Hornegger: Zweifelsohne hätte es uns einen enormen Schub gegeben, wenn wir mit unserem Projekt, das im Bereich Medizin und Naturwissenschaften angesiedelt ist, hätten punkten können. Gleichwohl sind wir auch ohne die Exzellenz-Förderung gut aufgestellt, durch Förderungen durch den Bund oder durch das Zentrum für Physik und Medizin mit dem Max-Planck-Institut. Helfen wird uns sicher das engmaschige Netz, das wir zwischen uns und der Industrie in der Medizintechnik aufgebaut haben.

Besonders schmerzhaft dürfte für Ihre Uni sein, dass es erneut nicht mit dem Prädikat Elite-Uni geklappt hat. Gerade für den Titel gibt es eine besonders üppige und vor allem kontinuierliche Förderung. Dafür hätten Sie aber mit mindestens zwei Projekten in die zweite Runde kommen müssen...

Hornegger: Das stimmt. Allein der Titel hätte an zusätzlicher Förderung zehn bis 15 Millionen Euro bedeutet, über die die Uni-Leitung frei verfügen kann. Mit solch einem Polster, über das wir nun nicht verfügen, können Sie ganz anders in Berufungsverfahren gehen oder gezielt in die Infrastruktur investieren.

Wie gelingt es Unis, wie der Münchner Ludwig-Maximilians-Universität (LMU) oder auch der Technischen Universität München, bei Wettbewerben wie der Exzellenzstrategie so überaus erfolgreich zu sein? Oder anders gefragt: Was haben LMU und TUM, was die FAU nicht hat?

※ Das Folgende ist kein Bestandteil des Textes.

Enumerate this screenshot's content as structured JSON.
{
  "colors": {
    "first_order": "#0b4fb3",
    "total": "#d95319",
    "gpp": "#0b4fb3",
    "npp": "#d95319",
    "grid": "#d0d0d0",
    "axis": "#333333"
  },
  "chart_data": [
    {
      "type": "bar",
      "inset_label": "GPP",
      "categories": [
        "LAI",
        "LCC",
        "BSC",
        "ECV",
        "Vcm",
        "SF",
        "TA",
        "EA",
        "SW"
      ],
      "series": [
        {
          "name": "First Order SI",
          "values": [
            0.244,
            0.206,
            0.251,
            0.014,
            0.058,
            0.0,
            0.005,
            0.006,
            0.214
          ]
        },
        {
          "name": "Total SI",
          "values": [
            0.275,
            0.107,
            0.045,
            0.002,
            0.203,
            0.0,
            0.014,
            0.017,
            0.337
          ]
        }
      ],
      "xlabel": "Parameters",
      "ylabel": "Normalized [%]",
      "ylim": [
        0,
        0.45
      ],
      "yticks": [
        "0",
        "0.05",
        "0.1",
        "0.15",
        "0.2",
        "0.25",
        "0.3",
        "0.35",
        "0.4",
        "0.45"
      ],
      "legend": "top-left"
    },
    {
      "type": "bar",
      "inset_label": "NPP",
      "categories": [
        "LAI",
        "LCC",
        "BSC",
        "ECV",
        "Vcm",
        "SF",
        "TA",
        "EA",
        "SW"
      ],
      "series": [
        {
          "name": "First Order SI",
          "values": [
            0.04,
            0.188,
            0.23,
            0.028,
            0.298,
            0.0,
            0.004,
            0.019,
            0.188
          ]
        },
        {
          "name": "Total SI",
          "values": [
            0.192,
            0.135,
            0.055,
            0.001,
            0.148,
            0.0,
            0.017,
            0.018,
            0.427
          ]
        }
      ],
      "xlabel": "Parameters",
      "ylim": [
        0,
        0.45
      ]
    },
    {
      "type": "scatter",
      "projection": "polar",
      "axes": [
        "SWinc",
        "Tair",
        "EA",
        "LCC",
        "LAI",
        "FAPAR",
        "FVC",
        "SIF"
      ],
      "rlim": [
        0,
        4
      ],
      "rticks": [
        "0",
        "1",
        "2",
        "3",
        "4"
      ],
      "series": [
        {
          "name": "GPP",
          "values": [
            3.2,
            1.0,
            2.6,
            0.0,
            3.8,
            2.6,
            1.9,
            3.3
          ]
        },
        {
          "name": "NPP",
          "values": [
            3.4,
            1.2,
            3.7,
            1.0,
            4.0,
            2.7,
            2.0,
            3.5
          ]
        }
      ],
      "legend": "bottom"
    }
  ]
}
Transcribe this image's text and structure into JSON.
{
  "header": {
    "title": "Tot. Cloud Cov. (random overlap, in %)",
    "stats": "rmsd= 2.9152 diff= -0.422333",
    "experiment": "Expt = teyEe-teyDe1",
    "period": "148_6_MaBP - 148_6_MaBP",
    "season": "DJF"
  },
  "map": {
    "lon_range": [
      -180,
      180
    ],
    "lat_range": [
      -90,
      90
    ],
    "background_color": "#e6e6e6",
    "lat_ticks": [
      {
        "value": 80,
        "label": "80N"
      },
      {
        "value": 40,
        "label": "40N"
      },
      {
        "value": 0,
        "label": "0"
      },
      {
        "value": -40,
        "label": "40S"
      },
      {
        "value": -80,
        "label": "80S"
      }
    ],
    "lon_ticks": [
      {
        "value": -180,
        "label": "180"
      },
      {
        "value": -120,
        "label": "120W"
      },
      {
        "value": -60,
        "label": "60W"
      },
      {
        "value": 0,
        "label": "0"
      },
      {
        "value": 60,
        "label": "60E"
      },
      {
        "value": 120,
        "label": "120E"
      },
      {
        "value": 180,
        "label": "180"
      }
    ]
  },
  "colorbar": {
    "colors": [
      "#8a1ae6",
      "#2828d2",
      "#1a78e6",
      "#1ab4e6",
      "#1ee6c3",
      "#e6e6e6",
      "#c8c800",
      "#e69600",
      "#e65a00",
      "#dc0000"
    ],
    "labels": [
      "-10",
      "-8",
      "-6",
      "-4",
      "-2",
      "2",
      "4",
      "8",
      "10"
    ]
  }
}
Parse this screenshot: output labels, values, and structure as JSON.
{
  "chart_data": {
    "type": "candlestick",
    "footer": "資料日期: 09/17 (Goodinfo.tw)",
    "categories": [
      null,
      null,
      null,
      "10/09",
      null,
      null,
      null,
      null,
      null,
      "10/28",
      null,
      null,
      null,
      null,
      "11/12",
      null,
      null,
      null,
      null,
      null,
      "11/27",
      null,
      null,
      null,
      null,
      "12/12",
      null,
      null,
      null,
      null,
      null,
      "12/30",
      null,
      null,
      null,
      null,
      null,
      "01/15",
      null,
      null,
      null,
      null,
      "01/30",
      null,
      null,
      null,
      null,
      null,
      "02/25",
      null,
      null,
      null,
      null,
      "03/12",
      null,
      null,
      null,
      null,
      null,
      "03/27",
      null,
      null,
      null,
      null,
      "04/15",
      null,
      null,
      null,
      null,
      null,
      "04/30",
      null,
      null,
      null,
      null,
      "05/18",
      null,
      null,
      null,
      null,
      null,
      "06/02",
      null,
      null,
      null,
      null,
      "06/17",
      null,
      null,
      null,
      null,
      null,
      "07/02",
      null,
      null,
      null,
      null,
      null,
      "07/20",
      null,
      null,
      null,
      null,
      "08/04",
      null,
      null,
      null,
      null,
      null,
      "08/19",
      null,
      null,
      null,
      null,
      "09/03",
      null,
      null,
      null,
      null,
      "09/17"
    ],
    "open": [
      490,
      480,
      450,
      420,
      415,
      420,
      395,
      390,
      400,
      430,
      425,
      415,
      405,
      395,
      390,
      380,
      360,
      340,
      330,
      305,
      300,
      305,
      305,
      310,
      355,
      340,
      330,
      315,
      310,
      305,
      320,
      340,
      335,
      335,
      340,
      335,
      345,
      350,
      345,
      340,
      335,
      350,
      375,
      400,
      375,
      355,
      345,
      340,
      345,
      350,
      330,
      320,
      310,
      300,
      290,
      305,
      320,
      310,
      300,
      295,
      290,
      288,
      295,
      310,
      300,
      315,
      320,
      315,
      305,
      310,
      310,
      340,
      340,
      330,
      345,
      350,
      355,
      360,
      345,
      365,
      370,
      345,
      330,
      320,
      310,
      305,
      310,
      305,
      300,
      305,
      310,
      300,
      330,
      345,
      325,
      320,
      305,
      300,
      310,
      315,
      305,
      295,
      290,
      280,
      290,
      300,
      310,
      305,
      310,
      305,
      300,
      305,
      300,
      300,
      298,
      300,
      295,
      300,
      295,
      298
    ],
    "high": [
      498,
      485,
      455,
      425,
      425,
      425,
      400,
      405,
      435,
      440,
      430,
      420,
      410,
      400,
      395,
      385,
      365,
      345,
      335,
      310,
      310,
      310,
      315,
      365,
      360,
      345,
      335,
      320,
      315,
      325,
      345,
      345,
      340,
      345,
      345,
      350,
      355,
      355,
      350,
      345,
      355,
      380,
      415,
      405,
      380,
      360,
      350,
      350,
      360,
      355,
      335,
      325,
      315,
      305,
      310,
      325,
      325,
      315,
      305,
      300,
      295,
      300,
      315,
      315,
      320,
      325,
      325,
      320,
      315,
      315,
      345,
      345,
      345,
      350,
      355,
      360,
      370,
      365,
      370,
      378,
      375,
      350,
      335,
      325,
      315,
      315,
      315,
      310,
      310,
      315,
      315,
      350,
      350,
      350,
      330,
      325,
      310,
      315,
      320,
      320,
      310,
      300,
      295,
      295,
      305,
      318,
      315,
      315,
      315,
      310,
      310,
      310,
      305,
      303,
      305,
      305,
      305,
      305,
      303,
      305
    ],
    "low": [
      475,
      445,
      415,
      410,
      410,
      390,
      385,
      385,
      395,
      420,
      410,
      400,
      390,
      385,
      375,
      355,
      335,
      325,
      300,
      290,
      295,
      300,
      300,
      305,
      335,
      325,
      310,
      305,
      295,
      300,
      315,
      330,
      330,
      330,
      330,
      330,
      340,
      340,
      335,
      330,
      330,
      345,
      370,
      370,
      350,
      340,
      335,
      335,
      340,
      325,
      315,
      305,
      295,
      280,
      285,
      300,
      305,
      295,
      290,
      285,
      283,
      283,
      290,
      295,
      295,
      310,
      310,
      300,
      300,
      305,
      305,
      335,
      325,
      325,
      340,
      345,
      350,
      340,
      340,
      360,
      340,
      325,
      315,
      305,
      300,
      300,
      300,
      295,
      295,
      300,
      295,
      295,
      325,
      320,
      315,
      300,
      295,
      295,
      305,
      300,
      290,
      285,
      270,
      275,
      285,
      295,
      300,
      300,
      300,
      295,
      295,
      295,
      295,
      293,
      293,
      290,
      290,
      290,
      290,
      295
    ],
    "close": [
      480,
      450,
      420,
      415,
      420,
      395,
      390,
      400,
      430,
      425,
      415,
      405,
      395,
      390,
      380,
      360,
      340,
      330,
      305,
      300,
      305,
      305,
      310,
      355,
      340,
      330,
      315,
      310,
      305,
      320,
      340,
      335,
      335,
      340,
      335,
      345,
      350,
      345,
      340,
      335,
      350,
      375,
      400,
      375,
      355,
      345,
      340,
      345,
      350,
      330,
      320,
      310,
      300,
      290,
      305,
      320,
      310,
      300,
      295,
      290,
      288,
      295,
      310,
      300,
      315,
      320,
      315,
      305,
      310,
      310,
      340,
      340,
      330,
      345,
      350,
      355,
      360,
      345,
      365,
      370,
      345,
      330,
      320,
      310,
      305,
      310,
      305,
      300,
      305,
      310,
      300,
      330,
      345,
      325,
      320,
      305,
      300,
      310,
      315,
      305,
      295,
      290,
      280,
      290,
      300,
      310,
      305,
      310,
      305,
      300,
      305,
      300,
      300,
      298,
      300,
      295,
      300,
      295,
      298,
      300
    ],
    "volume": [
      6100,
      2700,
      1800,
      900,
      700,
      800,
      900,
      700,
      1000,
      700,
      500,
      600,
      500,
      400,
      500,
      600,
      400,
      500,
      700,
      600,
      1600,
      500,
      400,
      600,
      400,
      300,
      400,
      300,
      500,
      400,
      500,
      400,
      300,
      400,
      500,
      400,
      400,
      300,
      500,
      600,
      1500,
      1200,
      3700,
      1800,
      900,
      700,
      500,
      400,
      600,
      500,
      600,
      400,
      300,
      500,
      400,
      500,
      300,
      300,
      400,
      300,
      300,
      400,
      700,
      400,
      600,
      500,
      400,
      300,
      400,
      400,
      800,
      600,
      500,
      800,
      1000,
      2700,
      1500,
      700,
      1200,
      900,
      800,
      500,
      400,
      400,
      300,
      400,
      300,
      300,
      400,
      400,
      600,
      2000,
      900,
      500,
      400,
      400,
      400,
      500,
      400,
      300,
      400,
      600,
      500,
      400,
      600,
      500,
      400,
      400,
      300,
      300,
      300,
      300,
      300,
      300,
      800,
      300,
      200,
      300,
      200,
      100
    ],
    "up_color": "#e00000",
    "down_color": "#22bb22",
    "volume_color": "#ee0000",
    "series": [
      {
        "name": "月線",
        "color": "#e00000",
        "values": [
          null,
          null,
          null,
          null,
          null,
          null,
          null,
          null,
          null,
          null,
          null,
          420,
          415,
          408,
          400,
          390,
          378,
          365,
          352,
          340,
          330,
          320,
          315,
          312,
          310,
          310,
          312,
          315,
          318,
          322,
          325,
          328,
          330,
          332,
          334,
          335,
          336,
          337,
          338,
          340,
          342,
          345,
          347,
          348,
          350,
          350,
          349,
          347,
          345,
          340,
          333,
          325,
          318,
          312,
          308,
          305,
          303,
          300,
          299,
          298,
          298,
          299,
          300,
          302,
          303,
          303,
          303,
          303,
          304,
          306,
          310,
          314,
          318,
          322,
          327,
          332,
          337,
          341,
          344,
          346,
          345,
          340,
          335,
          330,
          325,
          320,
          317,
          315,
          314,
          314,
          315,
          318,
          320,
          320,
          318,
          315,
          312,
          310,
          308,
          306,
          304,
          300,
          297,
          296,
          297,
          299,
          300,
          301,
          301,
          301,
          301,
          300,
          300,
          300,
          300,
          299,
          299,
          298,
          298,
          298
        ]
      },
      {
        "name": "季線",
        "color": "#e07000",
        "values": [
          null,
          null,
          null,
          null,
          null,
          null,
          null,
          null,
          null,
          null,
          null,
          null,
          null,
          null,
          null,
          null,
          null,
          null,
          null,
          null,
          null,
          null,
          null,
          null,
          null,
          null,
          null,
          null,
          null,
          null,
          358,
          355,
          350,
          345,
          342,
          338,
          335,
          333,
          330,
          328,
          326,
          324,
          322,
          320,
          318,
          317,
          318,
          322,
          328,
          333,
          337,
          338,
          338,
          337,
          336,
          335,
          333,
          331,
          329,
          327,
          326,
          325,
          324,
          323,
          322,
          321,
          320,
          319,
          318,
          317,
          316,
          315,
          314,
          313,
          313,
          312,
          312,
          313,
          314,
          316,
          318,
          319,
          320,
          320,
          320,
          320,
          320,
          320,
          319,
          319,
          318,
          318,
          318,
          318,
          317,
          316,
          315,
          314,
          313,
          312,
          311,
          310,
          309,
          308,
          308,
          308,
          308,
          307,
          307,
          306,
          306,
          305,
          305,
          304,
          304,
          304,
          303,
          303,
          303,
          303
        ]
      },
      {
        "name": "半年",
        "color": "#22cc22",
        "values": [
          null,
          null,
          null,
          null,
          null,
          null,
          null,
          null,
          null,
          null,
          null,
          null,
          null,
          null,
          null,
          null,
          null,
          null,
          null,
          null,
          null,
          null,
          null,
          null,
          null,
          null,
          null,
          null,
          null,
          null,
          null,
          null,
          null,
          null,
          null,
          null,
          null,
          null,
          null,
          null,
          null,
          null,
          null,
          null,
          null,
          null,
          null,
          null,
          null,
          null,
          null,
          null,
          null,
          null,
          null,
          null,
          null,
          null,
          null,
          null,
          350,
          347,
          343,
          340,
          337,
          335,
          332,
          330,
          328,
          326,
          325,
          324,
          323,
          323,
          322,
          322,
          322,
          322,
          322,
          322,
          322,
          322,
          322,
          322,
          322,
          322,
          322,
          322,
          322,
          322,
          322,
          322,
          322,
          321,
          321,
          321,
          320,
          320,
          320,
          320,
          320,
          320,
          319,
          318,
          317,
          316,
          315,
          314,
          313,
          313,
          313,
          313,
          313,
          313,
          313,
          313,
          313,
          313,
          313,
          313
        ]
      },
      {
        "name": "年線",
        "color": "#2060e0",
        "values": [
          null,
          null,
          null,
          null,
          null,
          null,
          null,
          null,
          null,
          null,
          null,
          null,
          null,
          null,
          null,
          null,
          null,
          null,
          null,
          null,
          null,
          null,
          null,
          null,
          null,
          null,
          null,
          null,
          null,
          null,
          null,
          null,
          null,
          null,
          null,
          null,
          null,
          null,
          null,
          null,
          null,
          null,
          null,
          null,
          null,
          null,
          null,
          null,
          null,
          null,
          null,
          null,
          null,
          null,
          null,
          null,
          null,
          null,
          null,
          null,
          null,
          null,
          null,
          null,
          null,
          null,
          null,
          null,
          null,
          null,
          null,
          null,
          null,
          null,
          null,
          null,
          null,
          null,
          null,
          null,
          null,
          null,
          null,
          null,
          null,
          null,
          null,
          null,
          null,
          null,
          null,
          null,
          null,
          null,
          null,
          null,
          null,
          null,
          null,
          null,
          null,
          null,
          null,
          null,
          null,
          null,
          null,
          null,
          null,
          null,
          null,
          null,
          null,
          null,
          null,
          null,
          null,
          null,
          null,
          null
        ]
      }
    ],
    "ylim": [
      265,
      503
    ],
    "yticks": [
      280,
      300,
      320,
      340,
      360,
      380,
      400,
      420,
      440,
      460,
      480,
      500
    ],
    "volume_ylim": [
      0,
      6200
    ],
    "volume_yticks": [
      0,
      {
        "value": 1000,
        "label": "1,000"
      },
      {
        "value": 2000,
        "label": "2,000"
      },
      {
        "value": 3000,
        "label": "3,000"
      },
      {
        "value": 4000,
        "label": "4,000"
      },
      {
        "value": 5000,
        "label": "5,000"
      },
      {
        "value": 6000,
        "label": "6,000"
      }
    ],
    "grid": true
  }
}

Hornegger: Die LMU und die TUM wurden nun über zwei Phasen hinweg als Elite-Unis gefördert. Das eröffnet natürlich ganz andere finanzielle Möglichkeiten als wir sie haben. Zudem hilft das Exzellenz-Prädikat, Wissenschaftler und Studenten aus dem In- und Ausland zu gewinnen. Darüber hinaus ist die Stadt München international bekannter als unsere Region, wodurch auch die Münchner Universitäten sichtbarer sind. Allerdings sind wir selbstbewusst genug, um zu wissen, dass auch wir als FAU als Marke gesetzt sind, vor allem mit unseren Schwerpunktbereichen mit ihrem einzigartigen Umfeld. Und: Was zum Beispiel unsere Innovationsstärke anbelangt, sind wir selbst ohne das Elite-Prädikat nicht zurückgefallen, ganz im Gegenteil: Diesbezüglich gelten wir europa- und weltweit nach wie vor als sehr stark.